Feature-Flow

We developed a tracker which is capable of long-term tracking of tools in surgical environments. It achieves this by learning and adjusting online. Given only an initial seed of the track in the form of a bounding box (x, y, width and height), we learn the appearance of the tool as it twists and turns and changes in perspective and scale. In addition, our tracker can recover from lost tracks due to severe occlusions or exiting the frame.

The following shows the algorithm flow, described in more detail below:

When the first frame comes in (A), we extract corner features (B) within the supplied bounding box only. The goal is to build up a database of track states, representing discrete views of the object as it changes in appearance due to movements and lighting changes. Each track state (J) contains the image representing that state, the track location, and a list of corner features which represent that track view.

With each subsequent frame, we expand the search region at the location of the last track (C), but slightly larger (~1.5x larger than the previous track size), and extract corner features within this expanded search region (D) as candidate object features. Then we match into the database (E) to find the closest matching track state. This consists of feature matching and an attempt to align the candidate matches to the track features in each states of the database. Using each alignment, we warp the track chip from the database and compute a similarity measure (using normalized cross-correlation) to retrieve the best matching track state.

This could result in the final estimate of the track on the new frame, and if we stop here we get the following result:

[Top] In this case, the

tracker gets locked on

to the same part of the

tool that it has seen across

different views, but it’s

unable to identify new

parts of the object as it

twists and turns (blue).

Eventually the track is lost

because the camera is

viewing a part of the object

it’s never seen before and

has no way of knowing that

this is still the same object.

[Bottom] With our

algorithm, we are

able to discover new parts

of the object online and

track for longer periods of

time (green).

Likelihood Discovery

In order to discover new parts of the object, we construct multi-feature likelihoods (F) using a variety of appearance-based features (color, texture, etc). Each chosen feature results in a pixel-level likelihood map, representing at each pixel the likelihood that this pixel represents the object being tracked.

For the current results, we use a normalized cross-correlation of the best-matched track state against the entire image. This yields a correlation map.

We also represent color discriminability using the work of Collins, et. al., where local discriminative color features are computed and adjusted online based on the local background. Finally, we use a Gaussian bias using the location of the best-matched track state alignment. Combining all 3 features together by multiplying at each pixel, we get a composite likelihood which allows us to grow into regions of the object which are probabilistically likely to be apart of the object being tracked, even if they are outside the estimated tracking area.
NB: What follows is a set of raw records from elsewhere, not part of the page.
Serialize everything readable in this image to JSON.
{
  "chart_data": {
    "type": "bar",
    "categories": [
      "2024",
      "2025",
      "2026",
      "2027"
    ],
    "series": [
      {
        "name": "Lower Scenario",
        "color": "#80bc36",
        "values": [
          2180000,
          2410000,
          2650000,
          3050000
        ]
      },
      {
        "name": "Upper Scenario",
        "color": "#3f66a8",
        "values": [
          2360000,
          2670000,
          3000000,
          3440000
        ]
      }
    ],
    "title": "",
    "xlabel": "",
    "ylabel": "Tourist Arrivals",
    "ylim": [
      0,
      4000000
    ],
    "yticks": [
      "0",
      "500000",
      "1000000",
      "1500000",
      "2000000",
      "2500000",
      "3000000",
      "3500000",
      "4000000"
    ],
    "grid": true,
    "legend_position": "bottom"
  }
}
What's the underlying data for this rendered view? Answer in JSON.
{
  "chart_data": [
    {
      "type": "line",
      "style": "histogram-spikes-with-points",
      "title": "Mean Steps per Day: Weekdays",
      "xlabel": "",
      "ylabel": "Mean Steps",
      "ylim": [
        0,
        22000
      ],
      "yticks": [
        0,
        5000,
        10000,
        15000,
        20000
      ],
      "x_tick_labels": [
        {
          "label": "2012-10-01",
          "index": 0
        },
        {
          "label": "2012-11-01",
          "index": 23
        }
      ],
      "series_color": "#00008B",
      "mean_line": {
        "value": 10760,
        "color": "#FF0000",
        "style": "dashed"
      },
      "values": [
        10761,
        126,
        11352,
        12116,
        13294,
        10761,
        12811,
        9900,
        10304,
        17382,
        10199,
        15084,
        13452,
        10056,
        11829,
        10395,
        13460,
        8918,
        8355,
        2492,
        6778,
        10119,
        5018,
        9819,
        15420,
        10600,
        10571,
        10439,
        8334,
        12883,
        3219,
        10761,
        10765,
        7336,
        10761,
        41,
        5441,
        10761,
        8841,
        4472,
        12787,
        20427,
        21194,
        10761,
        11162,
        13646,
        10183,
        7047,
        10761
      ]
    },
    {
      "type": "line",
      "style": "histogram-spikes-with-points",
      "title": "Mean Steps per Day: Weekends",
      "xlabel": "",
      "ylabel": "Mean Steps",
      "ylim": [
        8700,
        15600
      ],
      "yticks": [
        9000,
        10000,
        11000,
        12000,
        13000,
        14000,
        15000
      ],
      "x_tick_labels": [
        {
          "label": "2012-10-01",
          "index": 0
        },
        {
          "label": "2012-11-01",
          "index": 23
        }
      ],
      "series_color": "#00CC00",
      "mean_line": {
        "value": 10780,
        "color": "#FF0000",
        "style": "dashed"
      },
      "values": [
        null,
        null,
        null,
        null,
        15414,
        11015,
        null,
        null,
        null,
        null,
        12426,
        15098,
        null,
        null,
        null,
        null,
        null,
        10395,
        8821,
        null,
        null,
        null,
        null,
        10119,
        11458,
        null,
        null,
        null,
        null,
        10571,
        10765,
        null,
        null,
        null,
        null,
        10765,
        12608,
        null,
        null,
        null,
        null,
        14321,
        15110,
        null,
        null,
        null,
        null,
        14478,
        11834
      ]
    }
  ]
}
We grow (G) by using inlier locations from the best matching track state alignment step as seed points within the composite likelihood image. In this way, we can flow amongst features to discover new parts of the object online, and this results in longer tracking times. As a final step, we refine the object features (H) that were originally extracted in (D) to recover newer object features and enter into the track database.

New entries are done periodically at fixed periods of time, so that we can sample the views of the object over time, but not too densely. For more details, please see the IROS 2010 paper.

Here are some results:

[Left] The resulting tracks from our algorithm from 4 frames of a human laparoscopic procedure. [Middle-Left] Color likelihood map. [Middle-Right] Correlation likelihood map. [Right] Composite likelihood map, including the Gaussian bias (not shown). This is the likelihood which is used to grow into new parts of the object using the inlier points from the database matching step.

Our algorithm is able to persist through significant changes in perspective and scale:

We can use any features in the likelihood step which are capable of pixel level likelihood maps. We are currently incorporating Histogram-of-Oriented-Gradient features (using distances from a template) as well as Region Covariance descriptors.

The next step is to augment this tracker to recover the full 6-DOF pose of the tool (3-D position and 3-D orientation) in a robust manner, possibly including a model-based approach, such as POSIT.